Menurut politisi PDI Perjuangan dari Dapil Tualang tersebut, TPP merupakan hak dasar ASN dan PPPK yang telah diatur dalam peraturan bupati dan peraturan daerah pada pemerintahan sebelumnya.
“TPP itu hak hakiki ASN dan PPPK, bukan kebijakan yang bisa dihapuskan seenaknya. Itu sudah diatur sejak pemerintahan sebelumnya, dan wajib diterima pegawai di Siak,” tegas Marudut dengan lantang.
Politisi PDIP itu menilai alasan defisit anggaran yang dipakai pemerintah daerah untuk menghapus TPP tidak masuk akal.
Menurutnya, jika memang ada keterbatasan fiskal, pola pengurangan masih bisa dipertimbangkan. Namun, penghapusan total sama sekali tidak bisa diterapkan.
“Kalau dikurangi mungkin okelah, tapi kalau dihapus, kami tidak setuju. Lebih baik proyek dan kegiatan seremonial yang tidak menyentuh kepentingan rakyat yang dihapus. Jangan hak ASN yang dikorbankan,” katanya lagi.
Berdasarkan catatan Banggar DPRD yang berhasil dihimpun, jumlah ASN dan PPPK di Kabupaten Siak mencapai lebih dari 8.000 orang. Dengan jumlah tersebut, kebutuhan pembayaran TPP per bulan sekitar Rp22 miliar.
Dana ini, kata Marudut, sangat penting bagi kesejahteraan pegawai, sementara gaji mereka sendiri berasal dari Dana Alokasi Umum (DAU).
“TPP itu dibayarkan sesuai kemampuan keuangan daerah, sedangkan gaji pegawai sudah jelas bersumber dari DAU. Jadi jangan dicampuradukkan alasannya,” tambahnya.
Marudut juga menyayangkan sikap Kepala daerah Kabupaten Siak yang tidak melakukan koordinasi terlebih dahulu dengan DPRD, khususnya Banggar, sebelum mewacanakan penghapusan TPP.
Menurutnya, keputusan sepenting ini seharusnya dibahas bersama, bukan diumumkan secara sepihak dan seenaknya saja.
“Artinya koordinasi antara eksekutif dengan legislatif tidak ada.
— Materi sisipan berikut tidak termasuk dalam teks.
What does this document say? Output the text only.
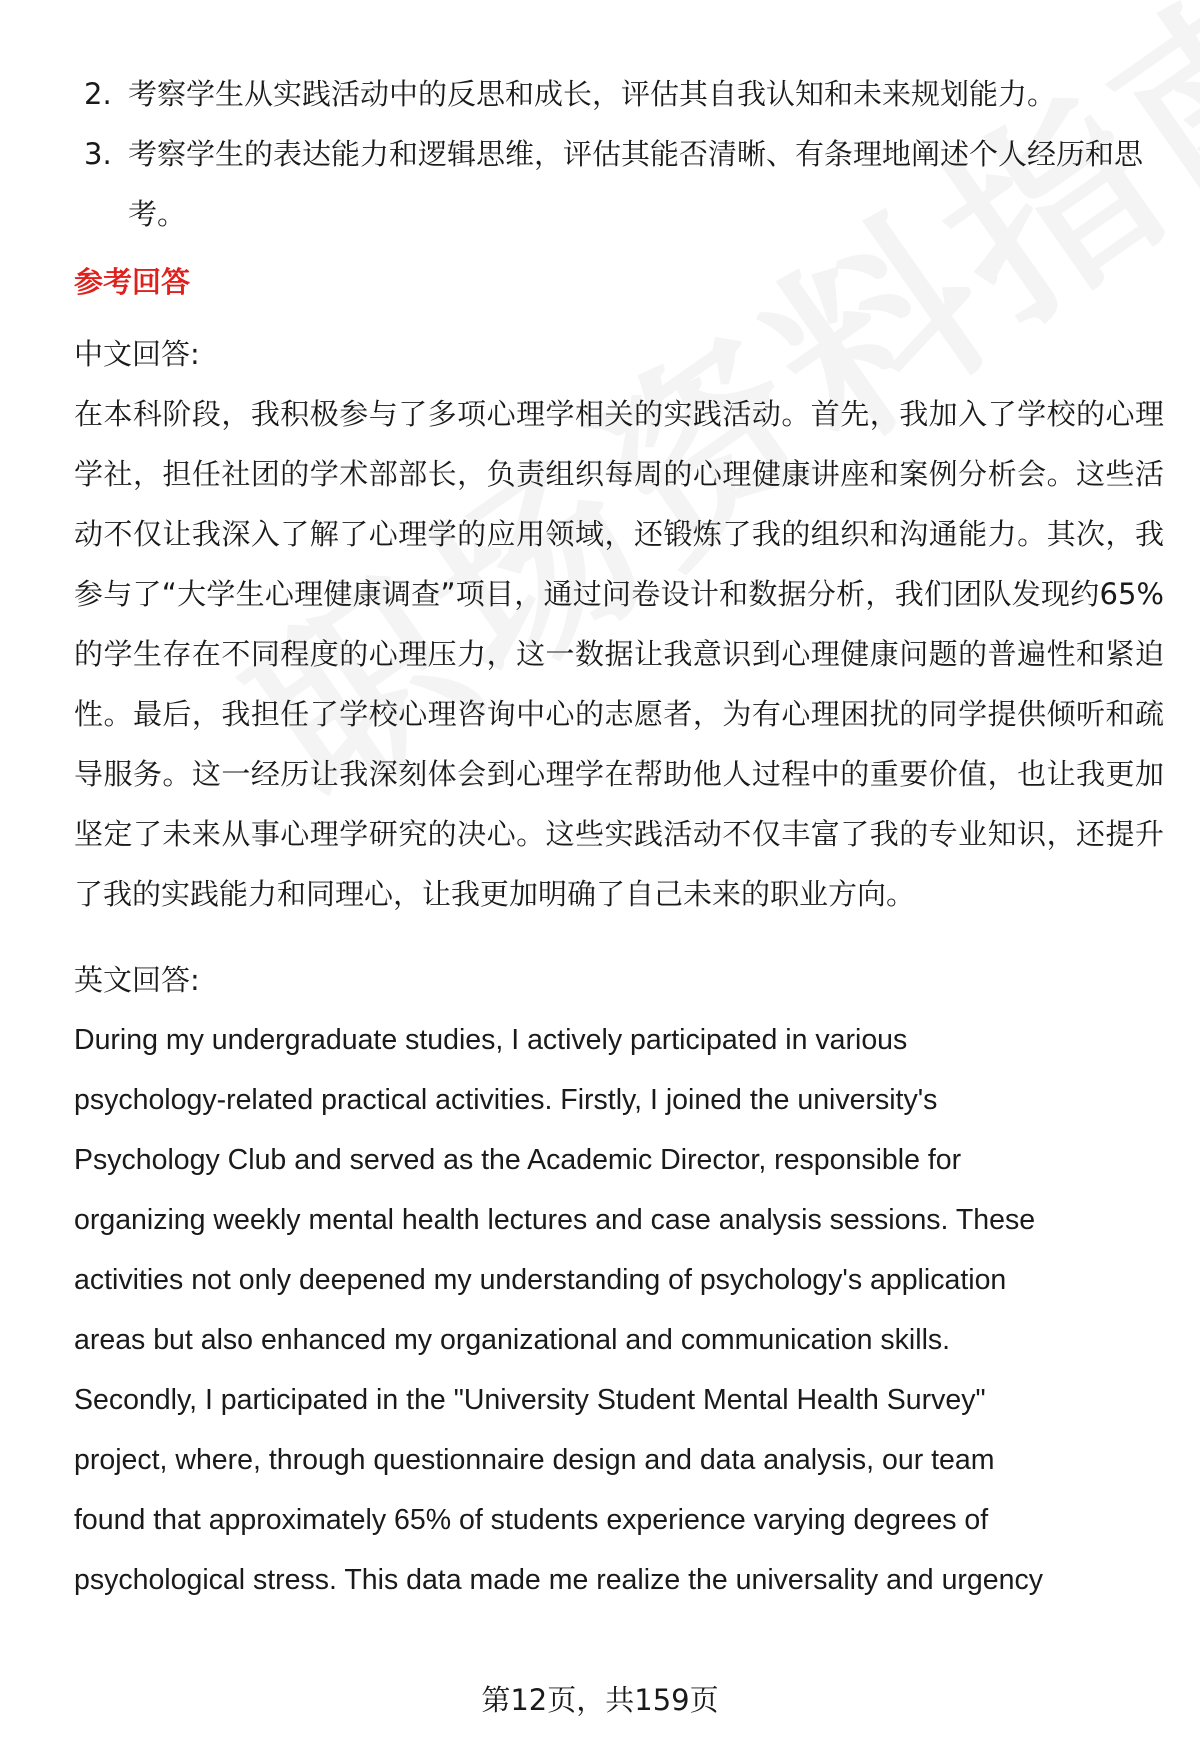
2. 考察学生从实践活动中的反思和成长，评估其自我认知和未来规划能力。
3. 考察学生的表达能力和逻辑思维，评估其能否清晰、有条理地阐述个人经历和思考。
参考回答
中文回答:
在本科阶段，我积极参与了多项心理学相关的实践活动。首先，我加入了学校的心理学社，担任社团的学术部部长，负责组织每周的心理健康讲座和案例分析会。这些活动不仅让我深入了解了心理学的应用领域，还锻炼了我的组织和沟通能力。其次，我参与了“大学生心理健康调查”项目，通过问卷设计和数据分析，我们团队发现约65%的学生存在不同程度的心理压力，这一数据让我意识到心理健康问题的普遍性和紧迫性。最后，我担任了学校心理咨询中心的志愿者，为有心理困扰的同学提供倾听和疏导服务。这一经历让我深刻体会到心理学在帮助他人过程中的重要价值，也让我更加坚定了未来从事心理学研究的决心。这些实践活动不仅丰富了我的专业知识，还提升了我的实践能力和同理心，让我更加明确了自己未来的职业方向。
英文回答:
During my undergraduate studies, I actively participated in various
psychology-related practical activities. Firstly, I joined the university's
Psychology Club and served as the Academic Director, responsible for
organizing weekly mental health lectures and case analysis sessions. These
activities not only deepened my understanding of psychology's application
areas but also enhanced my organizational and communication skills.
Secondly, I participated in the "University Student Mental Health Survey"
project, where, through questionnaire design and data analysis, our team
found that approximately 65% of students experience varying degrees of
psychological stress. This data made me realize the universality and urgency
第12页，共159页
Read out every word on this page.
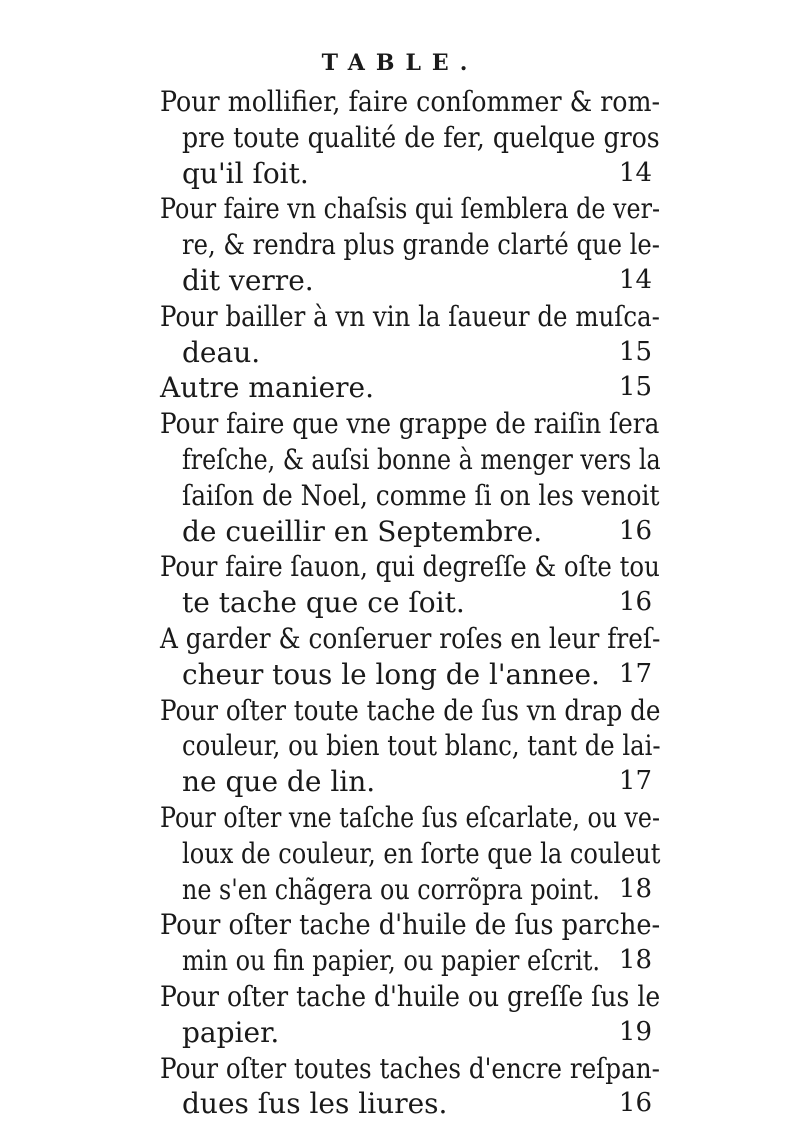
TABLE.
Pour mollifier, faire conſommer & rom-
pre toute qualité de fer, quelque gros
qu'il ſoit.	14
Pour faire vn chaſsis qui ſemblera de ver-
re, & rendra plus grande clarté que le-
dit verre.	14
Pour bailler à vn vin la ſaueur de muſca-
deau.	15
Autre maniere.	15
Pour faire que vne grappe de raiſin ſera
freſche, & auſsi bonne à menger vers la
ſaiſon de Noel, comme ſi on les venoit
de cueillir en Septembre.	16
Pour faire ſauon, qui degreſſe & oſte tou
te tache que ce ſoit.	16
A garder & conſeruer roſes en leur freſ-
cheur tous le long de l'annee. 17
Pour oſter toute tache de ſus vn drap de
couleur, ou bien tout blanc, tant de lai-
ne que de lin.	17
Pour oſter vne taſche ſus eſcarlate, ou ve-
loux de couleur, en ſorte que la couleut
ne s'en chãgera ou corrõpra point. 18
Pour oſter tache d'huile de ſus parche-
min ou fin papier, ou papier eſcrit. 18
Pour oſter tache d'huile ou greſſe ſus le
papier.	19
Pour oſter toutes taches d'encre reſpan-
dues ſus les liures.	16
Kepala daerah tidak bisa mengambil kebijakan sesuka hati tanpa menghargai kami di Banggar DPRD Siak. Itu jelas sebuah preseden buruk,” kritik Marudut dengan lantang.
Lebih jauh, ia meminta agar Pemkab Siak menghormati peran legislatif dalam setiap pengambilan kebijakan. Ia menegaskan Banggar DPRD bukan sekadar pelengkap, melainkan bagian dari sistem check and balance yang wajib didengar suaranya.
“Kami dari Banggar DPRD Siak sudah sampaikan langsung ke Tim Anggaran Pemerintah Daerah (TAPD) yang diketuai Sekda Mahadar yang baru saja dilantik agar usulan ini diteruskan kepada kepala daerah. TPP harus tetap dibayarkan. Itu harga mati,” tegasnya.
“Ini pekerjaan rumah (PR) bagi Pak Sekda yang terhormat, tolong sampaikan kepada kepala daerah,” sambung Marudut.
Marudut juga mengingatkan, keputusan sepihak seperti ini hanya akan menimbulkan keresahan di kalangan ASN dan PPPK. Apalagi, TPP sudah menjadi salah satu sumber utama peningkatan kesejahteraan bagi para abdi negara di Siak.
“ASN dan PPPK hanya berharap pada TPP sebagai tambahan penghasilan. Kalau ini dihapus, jelas akan memukul motivasi mereka dalam bekerja. Jangan sampai kebijakan yang salah kaprah justru membuat pelayanan publik di Siak terganggu,” tandas Marudut memungkasi.